Can a Signatory be Deemed to be a Drawer of the Cheque?

Are you the Authorised Signatory of your company? What if the cheque you signed bounces? Have you ever wondered if you will be held liable or not?

The Bombay High Court came to the rescue of authorised signatories in a case held in 2023. The Court opined that the authorised signatory of a company who signs a cheque on its behalf is not the “drawer” of the cheque. Thereby, relieving a signatory from the liability of payment of interim compensation under section 143A of the Negotiable Instruments Act, 1881.

Section 7 of the NI Act defines drawer as the maker of a bill of exchange or cheque.
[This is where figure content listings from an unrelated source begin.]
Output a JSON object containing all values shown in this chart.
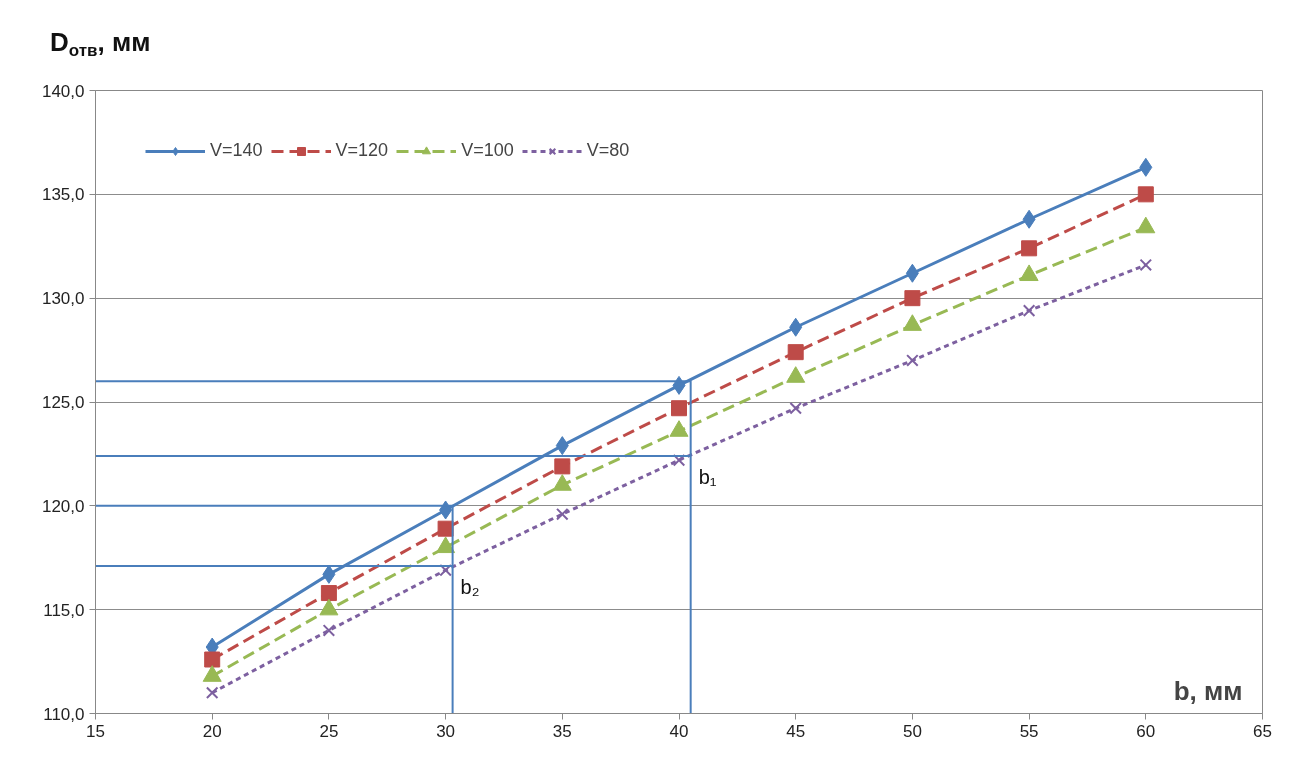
{
  "chart_data": {
    "type": "line",
    "ylabel": "D$_{отв}$, мм",
    "xlabel": "b, мм",
    "x": [
      20,
      25,
      30,
      35,
      40,
      45,
      50,
      55,
      60
    ],
    "series": [
      {
        "name": "V=140",
        "color": "#4a7ebb",
        "marker": "diamond",
        "line_style": "solid",
        "values": [
          113.2,
          116.7,
          119.8,
          122.9,
          125.8,
          128.6,
          131.2,
          133.8,
          136.3
        ]
      },
      {
        "name": "V=120",
        "color": "#be4b48",
        "marker": "square",
        "line_style": "dashed",
        "values": [
          112.6,
          115.8,
          118.9,
          121.9,
          124.7,
          127.4,
          130.0,
          132.4,
          135.0
        ]
      },
      {
        "name": "V=100",
        "color": "#98b954",
        "marker": "triangle",
        "line_style": "dashed",
        "values": [
          111.8,
          115.0,
          118.0,
          121.0,
          123.6,
          126.2,
          128.7,
          131.1,
          133.4
        ]
      },
      {
        "name": "V=80",
        "color": "#7d60a0",
        "marker": "cross",
        "line_style": "dotted",
        "values": [
          111.0,
          114.0,
          116.9,
          119.6,
          122.2,
          124.7,
          127.0,
          129.4,
          131.6
        ]
      },
      {
        "color": "#4a7ebb",
        "marker": "none",
        "line_style": "solid",
        "x": [
          15,
          40.5,
          40.5
        ],
        "values": [
          126.0,
          126.0,
          110.0
        ]
      },
      {
        "color": "#4a7ebb",
        "marker": "none",
        "line_style": "solid",
        "x": [
          15,
          40.5
        ],
        "values": [
          122.4,
          122.4
        ]
      },
      {
        "color": "#4a7ebb",
        "marker": "none",
        "line_style": "solid",
        "x": [
          15,
          30.3,
          30.3
        ],
        "values": [
          120.0,
          120.0,
          110.0
        ]
      },
      {
        "color": "#4a7ebb",
        "marker": "none",
        "line_style": "solid",
        "x": [
          15,
          30.3
        ],
        "values": [
          117.1,
          117.1
        ]
      }
    ],
    "annotations": [
      {
        "text": "b₁",
        "x": 40.5,
        "y": 122.4
      },
      {
        "text": "b₂",
        "x": 30.3,
        "y": 117.1
      }
    ],
    "xlim": [
      15,
      65
    ],
    "xticks": [
      15,
      20,
      25,
      30,
      35,
      40,
      45,
      50,
      55,
      60,
      65
    ],
    "ylim": [
      110,
      140
    ],
    "yticks": [
      {
        "value": 110,
        "label": "110,0"
      },
      {
        "value": 115,
        "label": "115,0"
      },
      {
        "value": 120,
        "label": "120,0"
      },
      {
        "value": 125,
        "label": "125,0"
      },
      {
        "value": 130,
        "label": "130,0"
      },
      {
        "value": 135,
        "label": "135,0"
      },
      {
        "value": 140,
        "label": "140,0"
      }
    ],
    "grid": "y",
    "legend": "top left"
  }
}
Section 143A emanates from the penal liability enumerated under Section 138 of the NI Act. One of the essential conditions to attract Section 138 of NI Act is – that the cheque must be drawn on an account maintained by the drawer. It is evident from the phraseology of the section, that the drawer is the principal offender.

It is the very duty of the drawer to maintain sufficient funds. Drawer alone would have been the offender thereunder if the Act did not contain section 141. By virtue of Section 141 of the Act that penal liability under Section 138 is cast on other persons connected with the company. Therefore there is no need to interpret the word ‘drawer’ to include authorised signatory. It is plausible that the drawer is a legal entity i.e. an artificial person.

In this event, the general rule of vicarious liability applies. However, the HC opined that keeping in mind the legislative intent, the mere signing of a cheque on behalf of a company would not make a person a drawer, for it would not ensure the legislative purpose of ensuring credibility. Liability arises on account of conduct, act or omission on the part of a person and not merely on account of holding an office or a position in a company.

Case Title – Lyka Labs Limited & Anr. v. State of Maharashtra & Anr. and connected cases

Citation: CRIMINAL WRIT PETITION (ST.) NO. 1436 OF 2021


The content of this article is intended to provide general guidance on the subject matter. Specialist advice should be sought about your specific circumstances.